The experiment struck me as very wide open. They gave the model very little guidance (“don’t do this, always do that”) in its initial prompting. I believe that this was done on purpose, because Anthropic wanted the experiment to fail. And believe me, it did, in many ways spectacularly so. The model at one point hallucinated itself into believing that it was a physical human, asking customers to “find me” as it was wearing a blue blazer and a red tie (??).
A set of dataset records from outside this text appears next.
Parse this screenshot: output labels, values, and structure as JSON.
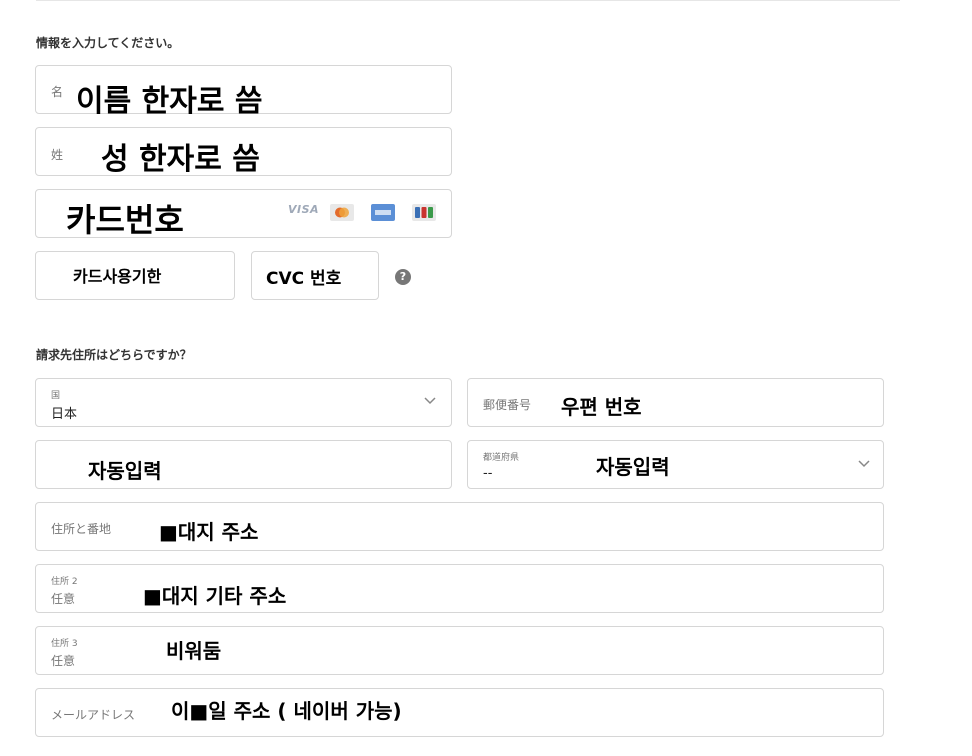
{
  "card_section": {
    "heading": "情報を入力してください。",
    "first_name": {
      "label": "名",
      "overlay": "이름 한자로 씀"
    },
    "last_name": {
      "label": "姓",
      "overlay": "성 한자로 씀"
    },
    "card_number": {
      "overlay": "카드번호",
      "brands": [
        "VISA",
        "mastercard-icon",
        "amex-icon",
        "jcb-icon"
      ],
      "visa_label": "VISA"
    },
    "expiry": {
      "overlay": "카드사용기한"
    },
    "cvc": {
      "overlay": "CVC 번호",
      "help": "?"
    }
  },
  "address_section": {
    "heading": "請求先住所はどちらですか？",
    "country": {
      "label": "国",
      "value": "日本"
    },
    "postal": {
      "label": "郵便番号",
      "overlay": "우편 번호"
    },
    "city": {
      "overlay": "자동입력"
    },
    "prefecture": {
      "label": "都道府県",
      "value": "--",
      "overlay": "자동입력"
    },
    "address1": {
      "label": "住所と番地",
      "overlay": "■대지 주소"
    },
    "address2": {
      "label": "住所 2",
      "sub": "任意",
      "overlay": "■대지 기타 주소"
    },
    "address3": {
      "label": "住所 3",
      "sub": "任意",
      "overlay": "비워둠"
    },
    "email": {
      "label": "メールアドレス",
      "overlay": "이■일 주소 ( 네이버 가능)"
    }
  },
  "colors": {
    "border": "#d6d6d6",
    "mastercard": "#e36b2c",
    "amex": "#5b8fd6",
    "jcb": "#c9342f"
  }
}
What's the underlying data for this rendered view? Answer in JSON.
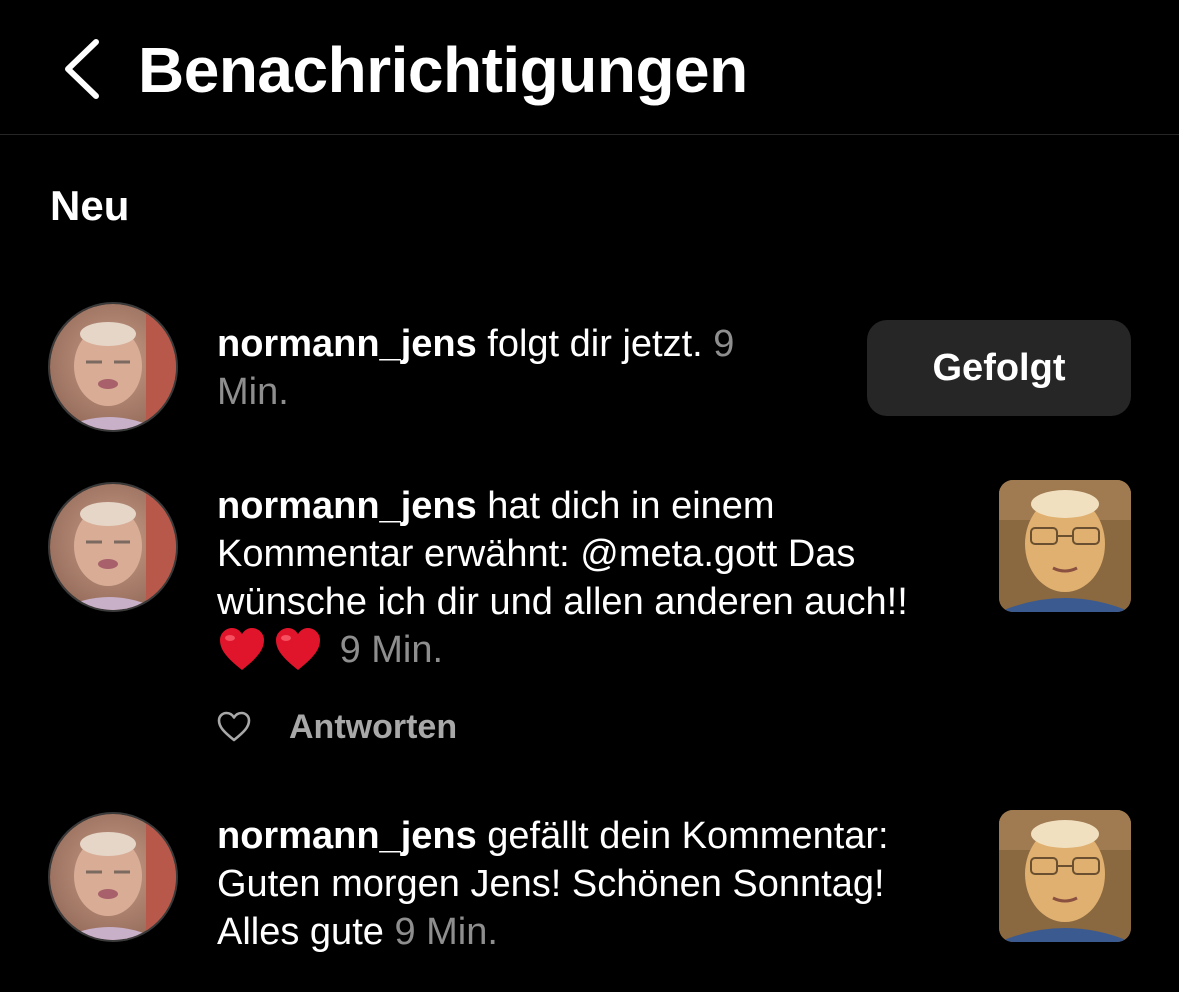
{
  "header": {
    "title": "Benachrichtigungen",
    "back_icon": "chevron-left-icon"
  },
  "sections": [
    {
      "label": "Neu",
      "notifications": [
        {
          "username": "normann_jens",
          "text": " folgt dir jetzt.",
          "time": "9 Min.",
          "button_label": "Gefolgt"
        },
        {
          "username": "normann_jens",
          "text": " hat dich in einem Kommentar erwähnt: @meta.gott Das wünsche ich dir und allen anderen auch!!",
          "emoji": [
            "red-heart-icon",
            "red-heart-icon"
          ],
          "time": "9 Min.",
          "like_icon": "heart-outline-icon",
          "reply_label": "Antworten"
        },
        {
          "username": "normann_jens",
          "text": " gefällt dein Kommentar: Guten morgen Jens! Schönen Sonntag! Alles gute",
          "time": "9 Min."
        }
      ]
    }
  ],
  "colors": {
    "background": "#000000",
    "text": "#ffffff",
    "muted": "#8e8e8e",
    "button_bg": "#262626",
    "heart": "#e0142b"
  }
}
OK, that’s an amusing story, but what did we actually learn from this? Here’s my take:
- Can AI run a portion of a given company’s value chain as a productive player among others?I think this experiment answered that question with an emphatic yes. Anthropic was able to architect the model with specific rights, tools, and goals and it fulfilled those with a high level of efficiency. Running a market involves a whole sequence of steps and moving through thought patterns. The model had no problem doing this, with surprisingly brief initial prompting.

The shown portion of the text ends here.